Mexico arrests military officials over 2014 missing students case
Authorities detain retired colonel weeks after a commission declared the disappearance of 43 students a ‘state crime’.
Mexican authorities have detained a retired army colonel and two other military officials for their alleged involvement in the 2014 disappearance of 43 students, a senior government official said, as families continue to search for answers and accountability.
Deputy Minister of Security Ricardo Mejia announced on Thursday that the government had issued arrest warrants for four military officials.
Three have been taken into custody, including the former commander of the army base in the southwestern city of Iguala where the students from Ayotzinapa Teacher Training College were abducted, Mejia said.
“At the moment, three of them have been carried out and there are three detainees, including the commander of the 27th infantry battalion at the time,” the deputy minister told reporters.
Mejia did not identify those arrested by name, but the commander of the Iguala base at that time was Jose Rodriguez Perez.
Last month, a truth commission faulted military personnel for the disappearance of the students, who had been commandeering local buses to go to Mexico City to mark the anniversary of the 1968 Tlatelolco student massacre.
Undersecretary of the Interior Alejandro Encinas, who led the commission, said in August that information corroborated with emergency telephone calls indicated that “six of the 43 disappeared students were held [for] several days” before allegedly being turned over to Perez.
“Allegedly, the six students were alive for as many as four days after the events and were killed and disappeared on orders of the colonel, allegedly the then-Colonel Jose Rodriguez Perez.”
The 2014 disappearances spurred mass protests and international condemnation of the government of then-President Enrique Pena Nieto.
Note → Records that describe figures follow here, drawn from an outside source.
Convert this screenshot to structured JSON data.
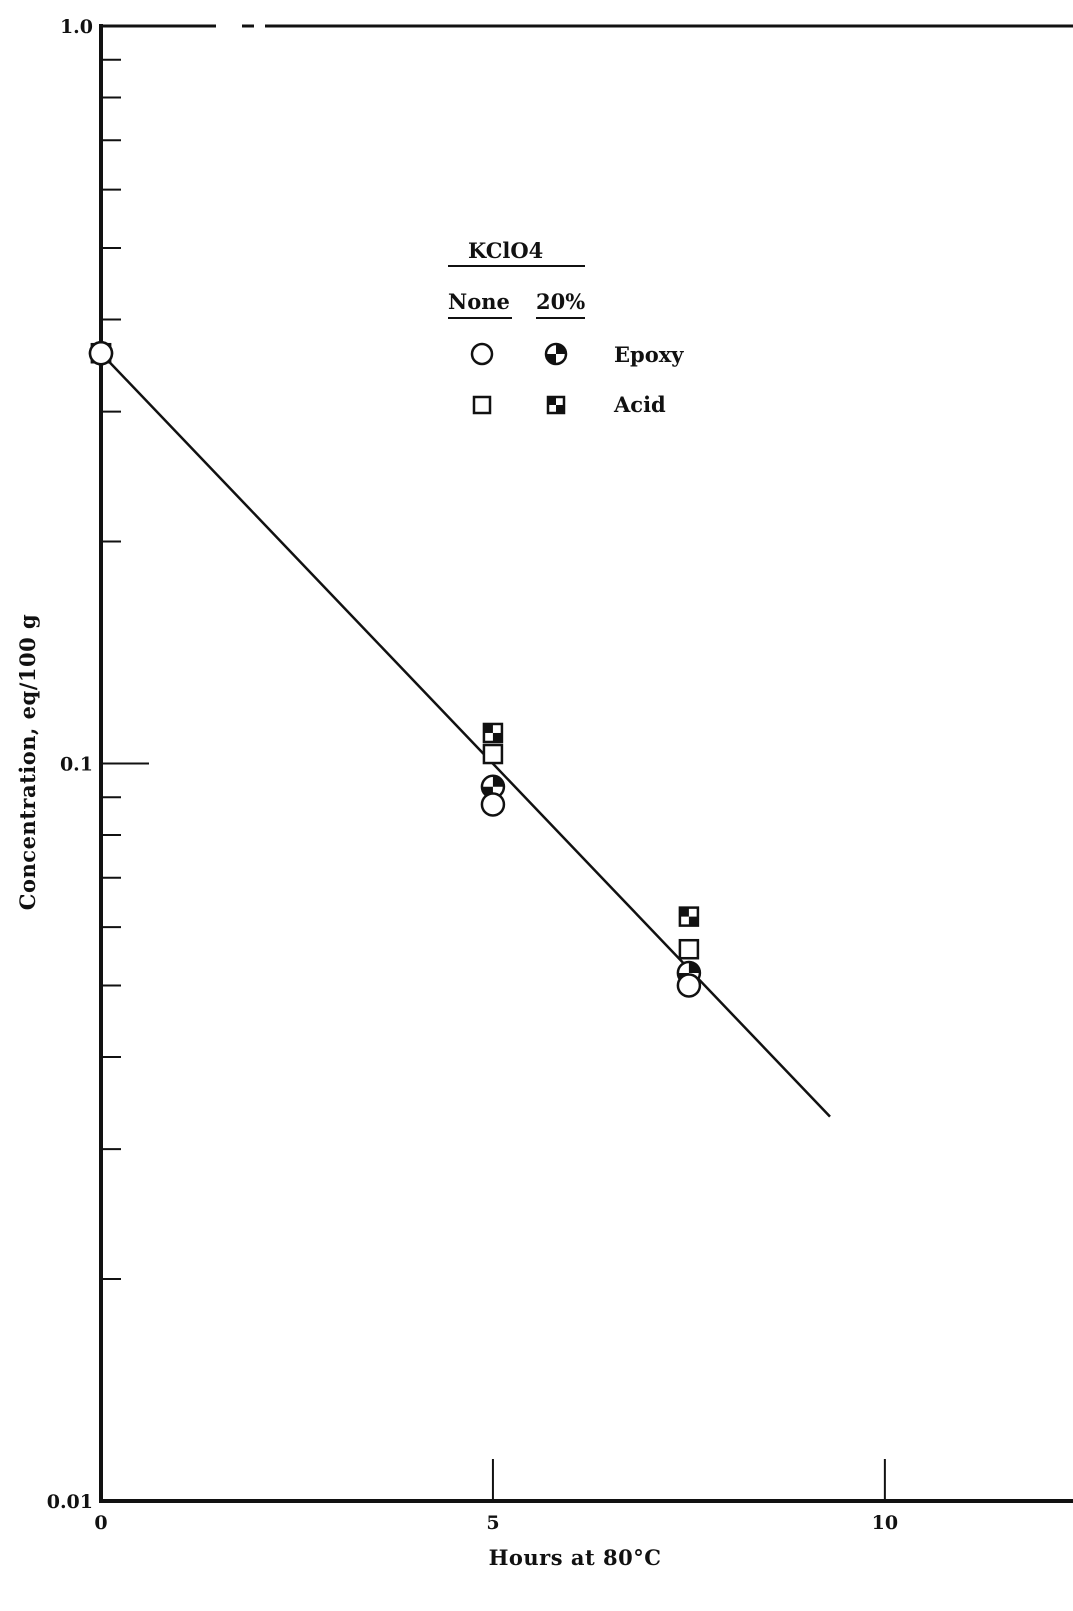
{
  "chart_data": {
    "type": "scatter",
    "xlabel": "Hours at 80°C",
    "ylabel": "Concentration, eq/100 g",
    "xlim": [
      0,
      12.4
    ],
    "ylim": [
      0.01,
      1.0
    ],
    "y_scale": "log",
    "x_ticks": [
      0,
      5,
      10
    ],
    "x_tick_labels": [
      "0",
      "5",
      "10"
    ],
    "y_tick_labels": [
      {
        "value": 1.0,
        "label": "1.0"
      },
      {
        "value": 0.1,
        "label": "0.1"
      },
      {
        "value": 0.01,
        "label": "0.01"
      }
    ],
    "grid": false,
    "legend": {
      "title": "KClO4",
      "column_headers": [
        "None",
        "20%"
      ],
      "rows": [
        {
          "label": "Epoxy",
          "none_marker": "open-circle",
          "pct20_marker": "half-filled-circle"
        },
        {
          "label": "Acid",
          "none_marker": "open-square",
          "pct20_marker": "half-filled-square"
        }
      ],
      "position": "upper-middle"
    },
    "series": [
      {
        "key": "epoxy_none",
        "marker": "open-circle",
        "x": [
          0,
          5,
          7.5
        ],
        "y": [
          0.36,
          0.088,
          0.05
        ]
      },
      {
        "key": "epoxy_20",
        "marker": "half-filled-circle",
        "x": [
          0,
          5,
          7.5
        ],
        "y": [
          0.36,
          0.093,
          0.052
        ]
      },
      {
        "key": "acid_none",
        "marker": "open-square",
        "x": [
          0,
          5,
          7.5
        ],
        "y": [
          0.36,
          0.103,
          0.056
        ]
      },
      {
        "key": "acid_20",
        "marker": "half-filled-square",
        "x": [
          0,
          5,
          7.5
        ],
        "y": [
          0.36,
          0.11,
          0.062
        ]
      }
    ],
    "fit_line": {
      "x": [
        0,
        9.3
      ],
      "y": [
        0.36,
        0.0332
      ]
    }
  }
}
The students’ loved ones have since continued to seek justice and answers as to what happened.
Authorities had said that the students were likely killed after being handed over to local drug gangs. Their remains were never found, but burned bone fragments have been matched to three students.
In 2019, the administration of President Andres Manuel Lopez Obrador reopened the probe into the disappearances.
Since then, authorities have issued arrest warrants for several former officials, including Tomas Zeron, who was the head of the federal investigation agency at the time of the abductions and remains a fugitive in Israel.
Last month, federal prosecutors also arrested ex-Attorney General Jesus Murillo Karam on charges of forced disappearance, torture and obstruction of justice in relation to the case.
This week’s arrest of military officials comes after Mexico’s Senate passed legislation that would transfer control of the country’s National Guard over to the military in a move that sparked an outcry about the growing power of the army.
Lopez Obrador has dismissed concerns over the increased militarisation of public security, saying the National Guard must now be under military command to prevent corruption.